Hardly a month goes by without virtualization giant VMware buying more new intellectual property as it continues to build out its product set.
The company revealed May 31 that it has acquired Socialcast, a 3-year-old San Francisco-based social collaboration software maker for enterprises. Terms of the deal were not released by either company.
It was the fourth acquisition in the last two months for VMware, which is rapidly building up its end-user application portfolio.
Socialcast can be delivered as a hosted service, private cloud deployment, or through an on-premise installation, founder and CEO Tim Young told eWEEK. Socialcast is similar to Yammer, BroadVision and Salesforce.com’s Chatter in that it is used inside an enterprise’s firewall to enable employees and contractors (as needed) to share, develop and present documents, conversations, presentations, photos, video and any other business file needed for a project.
Where It Differs from Competitors
Socialcast has a homepage like the other services, but where it differs from its competitors is that it can be attached to other applications — such as Word, PowerPoint, Adobe PDFs, SlideRocket, and others. Depending upon company policy, it can provide a conversation area at the bottom of a Word document, for example, or a text box alongside a presentation document, so that qualified employees working with the file can comment about it on the record.

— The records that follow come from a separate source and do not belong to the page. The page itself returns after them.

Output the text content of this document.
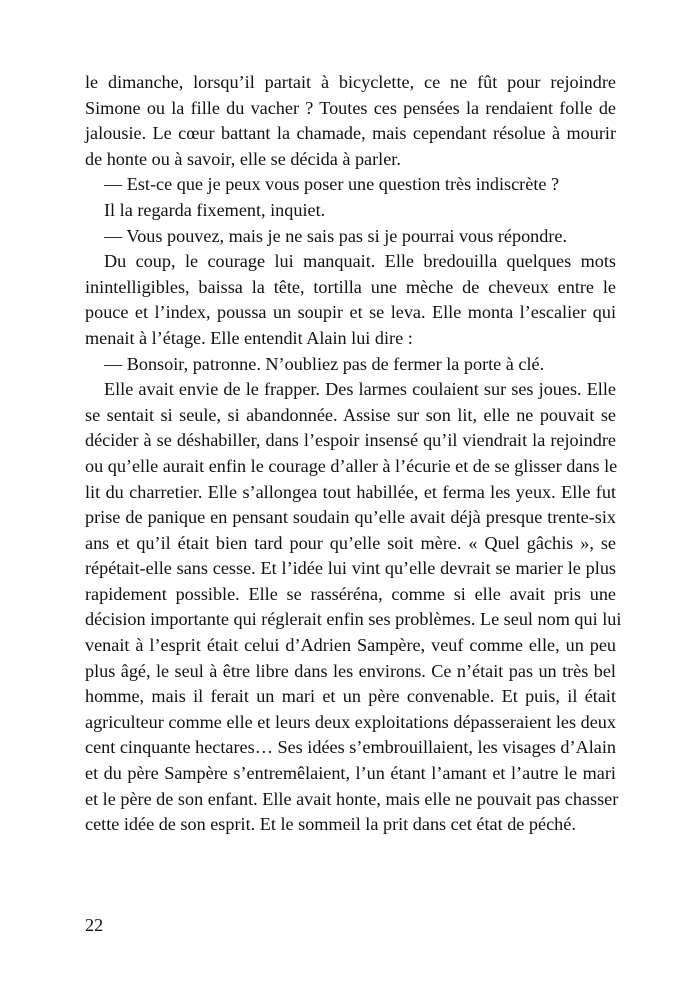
le dimanche, lorsqu’il partait à bicyclette, ce ne fût pour rejoindre
Simone ou la fille du vacher ? Toutes ces pensées la rendaient folle de
jalousie. Le cœur battant la chamade, mais cependant résolue à mourir
de honte ou à savoir, elle se décida à parler.
— Est-ce que je peux vous poser une question très indiscrète ?
Il la regarda fixement, inquiet.
— Vous pouvez, mais je ne sais pas si je pourrai vous répondre.
Du coup, le courage lui manquait. Elle bredouilla quelques mots
inintelligibles, baissa la tête, tortilla une mèche de cheveux entre le
pouce et l’index, poussa un soupir et se leva. Elle monta l’escalier qui
menait à l’étage. Elle entendit Alain lui dire :
— Bonsoir, patronne. N’oubliez pas de fermer la porte à clé.
Elle avait envie de le frapper. Des larmes coulaient sur ses joues. Elle
se sentait si seule, si abandonnée. Assise sur son lit, elle ne pouvait se
décider à se déshabiller, dans l’espoir insensé qu’il viendrait la rejoindre
ou qu’elle aurait enfin le courage d’aller à l’écurie et de se glisser dans le
lit du charretier. Elle s’allongea tout habillée, et ferma les yeux. Elle fut
prise de panique en pensant soudain qu’elle avait déjà presque trente-six
ans et qu’il était bien tard pour qu’elle soit mère. « Quel gâchis », se
répétait-elle sans cesse. Et l’idée lui vint qu’elle devrait se marier le plus
rapidement possible. Elle se rasséréna, comme si elle avait pris une
décision importante qui réglerait enfin ses problèmes. Le seul nom qui lui
venait à l’esprit était celui d’Adrien Sampère, veuf comme elle, un peu
plus âgé, le seul à être libre dans les environs. Ce n’était pas un très bel
homme, mais il ferait un mari et un père convenable. Et puis, il était
agriculteur comme elle et leurs deux exploitations dépasseraient les deux
cent cinquante hectares… Ses idées s’embrouillaient, les visages d’Alain
et du père Sampère s’entremêlaient, l’un étant l’amant et l’autre le mari
et le père de son enfant. Elle avait honte, mais elle ne pouvait pas chasser
cette idée de son esprit. Et le sommeil la prit dans cet état de péché.
22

Those dispersed comments are then collected on the Socialcast homepage for all those qualified to read them. Permissions for which applications can be seen by which employees are granted by administrators.
“It’s like Facebook ConnectUs,” Brian Byun, VMware’s vice president and general manager of cloud applications, told eWEEK. “You can go all over the Web and see in context what your other friends on Facebook do. Socialcast does the same thing, in that you can follow your friends, and they can follow you into the right application in the right context.”
For example, if a project team is asked to read the same story in The New York Times or in eWEEK, using Socialcast they’ll be able to comment internally on the story so only they will be able to see it.
Socialcast has sold its package to several large enterprises, including General Motors, Avaya, Humana, Nokia, Philips Electronics, SAS and VMware, Young said.
“It’s similar to a news- or Twitter-stream concept,” Young said. “We’re not here to just create a water cooler or another portal but to drive business performance in improving outcomes.
“We want the workforce to have the same tools at work as they have at home, whether they’re on a mobile device, on a Web browser, in their email, in their accounting applications — wherever they may be — so they can always have the people they work with and the most important updates right in front of them.”
VMware Building Up Its Feature Set
VMware continues to put the pieces together to provide a full complement of Web services for businesses.
“The post-PC era will be defined by a new way to work that is increasingly social, real-time and collaborative,” Byun said. “For enterprise collaboration to improve business outcomes, it can’t just be a feature in a single application. Organizations need a new social collaboration fabric across the applications people already work with. Socialcast combines real-time activity streams that are contextually integrated within existing enterprise systems. This is the new way to work.”
On May 16, VMware bought Shavlik Technologies, a provider of cloud-based IT management software for small and medium-size businesses. This will serve as the application manager for VMware’s Horizon suite of apps.
On April 27, the Palo Alto, Calif.-based company bought Web-based presentation software provider SlideRocket. In March, the company picked up visual development toolmaker Wavemaker.
Earlier, in January 2010, VMware bought email and collaboration software vendor Zimbra from Yahoo to start the social-business software buying trend.